The Effectiveness of Clear Speech as a Masker

Calandruccio, Lauren; Van Engen, Kristin; Dhar, Sumitrajit; Bradlow, Ann R.
December 2010
Journal of Speech, Language & Hearing Research;Dec2010, Vol. 53 Issue 6, p1458
Academic Journal
Purpose: It is established that speaking clearly is an effective means of enhancing intelligibility. Because any signal-processing scheme modeled after known acoustic-phonetic features of clear speech will likely affect both target and competing speech, it is important to understand how speech recognition is affected when a competing speech signal is also spoken clearly. In 2 experiments, the authors investigated whether listeners would experience improved intelligibility when both target and nontarget speech were spoken clearly. Method: Listeners' recognition of sentences in competing sounds was examined in 2 experiments.

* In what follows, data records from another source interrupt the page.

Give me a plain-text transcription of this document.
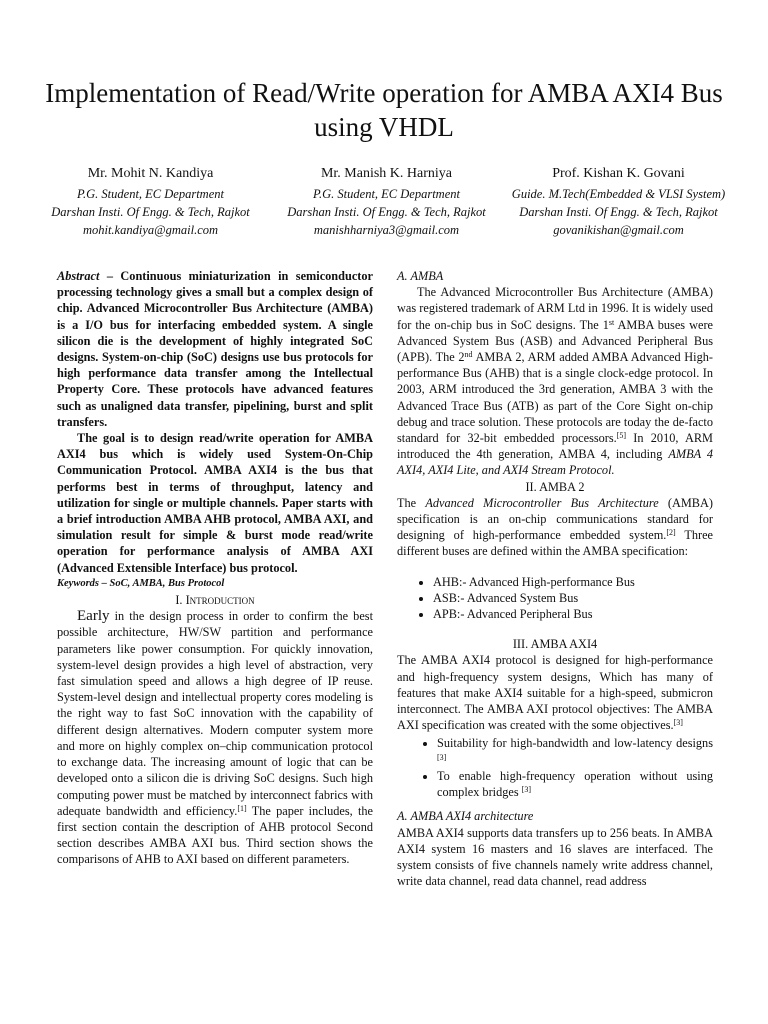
Implementation of Read/Write operation for AMBA AXI4 Bus using VHDL
Mr. Mohit N. Kandiya
P.G. Student, EC Department
Darshan Insti. Of Engg. & Tech, Rajkot
mohit.kandiya@gmail.com
Mr. Manish K. Harniya
P.G. Student, EC Department
Darshan Insti. Of Engg. & Tech, Rajkot
manishharniya3@gmail.com
Prof. Kishan K. Govani
Guide. M.Tech(Embedded & VLSI System)
Darshan Insti. Of Engg. & Tech, Rajkot
govanikishan@gmail.com

Abstract – Continuous miniaturization in semiconductor processing technology gives a small but a complex design of chip. Advanced Microcontroller Bus Architecture (AMBA) is a I/O bus for interfacing embedded system. A single silicon die is the development of highly integrated SoC designs. System-on-chip (SoC) designs use bus protocols for high performance data transfer among the Intellectual Property Core. These protocols have advanced features such as unaligned data transfer, pipelining, burst and split transfers.

The goal is to design read/write operation for AMBA AXI4 bus which is widely used System-On-Chip Communication Protocol. AMBA AXI4 is the bus that performs best in terms of throughput, latency and utilization for single or multiple channels. Paper starts with a brief introduction AMBA AHB protocol, AMBA AXI, and simulation result for simple & burst mode read/write operation for performance analysis of AMBA AXI (Advanced Extensible Interface) bus protocol.

Keywords – SoC, AMBA, Bus Protocol

I. Introduction

Early in the design process in order to confirm the best possible architecture, HW/SW partition and performance parameters like power consumption. For quickly innovation, system-level design provides a high level of abstraction, very fast simulation speed and allows a high degree of IP reuse. System-level design and intellectual property cores modeling is the right way to fast SoC innovation with the capability of different design alternatives. Modern computer system more and more on highly complex on–chip communication protocol to exchange data. The increasing amount of logic that can be developed onto a silicon die is driving SoC designs. Such high computing power must be matched by interconnect fabrics with adequate bandwidth and efficiency.[1] The paper includes, the first section contain the description of AHB protocol Second section describes AMBA AXI bus. Third section shows the comparisons of AHB to AXI based on different parameters.

A. AMBA

The Advanced Microcontroller Bus Architecture (AMBA) was registered trademark of ARM Ltd in 1996. It is widely used for the on-chip bus in SoC designs. The 1st AMBA buses were Advanced System Bus (ASB) and Advanced Peripheral Bus (APB). The 2nd AMBA 2, ARM added AMBA Advanced High-performance Bus (AHB) that is a single clock-edge protocol. In 2003, ARM introduced the 3rd generation, AMBA 3 with the Advanced Trace Bus (ATB) as part of the Core Sight on-chip debug and trace solution. These protocols are today the de-facto standard for 32-bit embedded processors.[5] In 2010, ARM introduced the 4th generation, AMBA 4, including AMBA 4 AXI4, AXI4 Lite, and AXI4 Stream Protocol.

II. AMBA 2

The Advanced Microcontroller Bus Architecture (AMBA) specification is an on-chip communications standard for designing of high-performance embedded system.[2] Three different buses are defined within the AMBA specification:

• AHB:- Advanced High-performance Bus
• ASB:- Advanced System Bus
• APB:- Advanced Peripheral Bus

III. AMBA AXI4

The AMBA AXI4 protocol is designed for high-performance and high-frequency system designs, Which has many of features that make AXI4 suitable for a high-speed, submicron interconnect. The AMBA AXI protocol objectives: The AMBA AXI specification was created with the some objectives.[3]

• Suitability for high-bandwidth and low-latency designs [3]
• To enable high-frequency operation without using complex bridges [3]

A. AMBA AXI4 architecture

AMBA AXI4 supports data transfers up to 256 beats. In AMBA AXI4 system 16 masters and 16 slaves are interfaced. The system consists of five channels namely write address channel, write data channel, read data channel, read address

For both experiments, the target speech was spoken in conversational and clear styles. The competing sounds in Experiment 1 included 2-talker maskers spoken in conversational and clear styles of English or Croatian. The competing sounds in Experiment 2 included 1-talker maskers spoken in clear or conversational styles and temporally modulated white noise maskers shaped to mimic the 1-talker maskers. Results: Performance increased for clear versus conversational targets. No significant differences were found between conversational and clear maskers. Conclusions: If it were possible to implement clear speech through a listening device, it appears that listeners would still receive a clear-speech benefit, even if all sounds (including competing sounds) were (inadvertently) processed to be more clear.